Procédure devant la Cour :
Par une requête enregistrée le 17 juin 2020, M. C..., représenté par Me Epoma, demande à la Cour :
1°) d'annuler ce jugement du Tribunal administratif de Paris du 12 décembre 2019 ;
2°) d'annuler la décision du 31 juillet 2017 par laquelle le ministre des affaires étrangères l'a maintenu en congé de longue durée ;
3°) de condamner l'Etat à lui verser la somme de 15 000 euros pour la rupture de son contrat et le préjudice financier et moral subi ;
4°) de mettre à la charge de l'Etat une somme de 2 500 euros en application de l'article L. 761-1 du code de justice administrative.
Il soutient que :
- l'administration ne justifie pas de ce que le signataire de la décision attaquée aurait disposé d'une délégation régulière à cette fin ;
- la décision attaquée est entachée d'un défaut de motivation ;
- cette décision n'est pas justifiée et méconnait les textes et principes applicables en matière de congé de longue durée ;
- elle est entachée d'erreur manifeste d'appréciation ;
- elle lui a causé un préjudice financier et d'image dont il est fondé à demander réparation.

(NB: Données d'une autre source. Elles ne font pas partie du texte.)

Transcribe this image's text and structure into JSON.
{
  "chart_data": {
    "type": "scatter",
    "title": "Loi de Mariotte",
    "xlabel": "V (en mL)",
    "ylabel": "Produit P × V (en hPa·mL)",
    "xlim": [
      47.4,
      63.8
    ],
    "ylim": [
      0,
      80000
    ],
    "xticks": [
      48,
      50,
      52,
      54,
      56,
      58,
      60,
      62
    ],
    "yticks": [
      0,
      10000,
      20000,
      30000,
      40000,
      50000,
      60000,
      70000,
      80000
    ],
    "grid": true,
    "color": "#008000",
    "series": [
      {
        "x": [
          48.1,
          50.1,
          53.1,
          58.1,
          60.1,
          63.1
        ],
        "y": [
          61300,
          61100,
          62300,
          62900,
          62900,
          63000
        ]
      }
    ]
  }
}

Par un mémoire en défense enregistré le 6 avril 2021, le ministre de l'Europe et des affaires étrangères demande à la Cour de rejeter la requête.
Il soutient que :
- les conclusions indemnitaires sont irrecevables faute d'avoir fait l'objet d'une demande préalable ;
- les moyens de la requête ne sont pas fondés.
Par une ordonnance du 6 avril 2021, la clôture de l'instruction a été fixée au
6 mai 2021.
Vu les autres pièces du dossier.
Vu
- le décret n°86-442 du 14 mars 1986 modifié relatif à la désignation des médecins agréés, à l'organisation des comités médicaux et des commissions de réforme, aux conditions d'aptitude physique pour l'admission aux emplois public et au régime de congés de maladie des fonctionnaires ;
- le code des relations entre le public et l'administration ;
- le code de justice administrative.
Les parties ont été régulièrement averties du jour de l'audience.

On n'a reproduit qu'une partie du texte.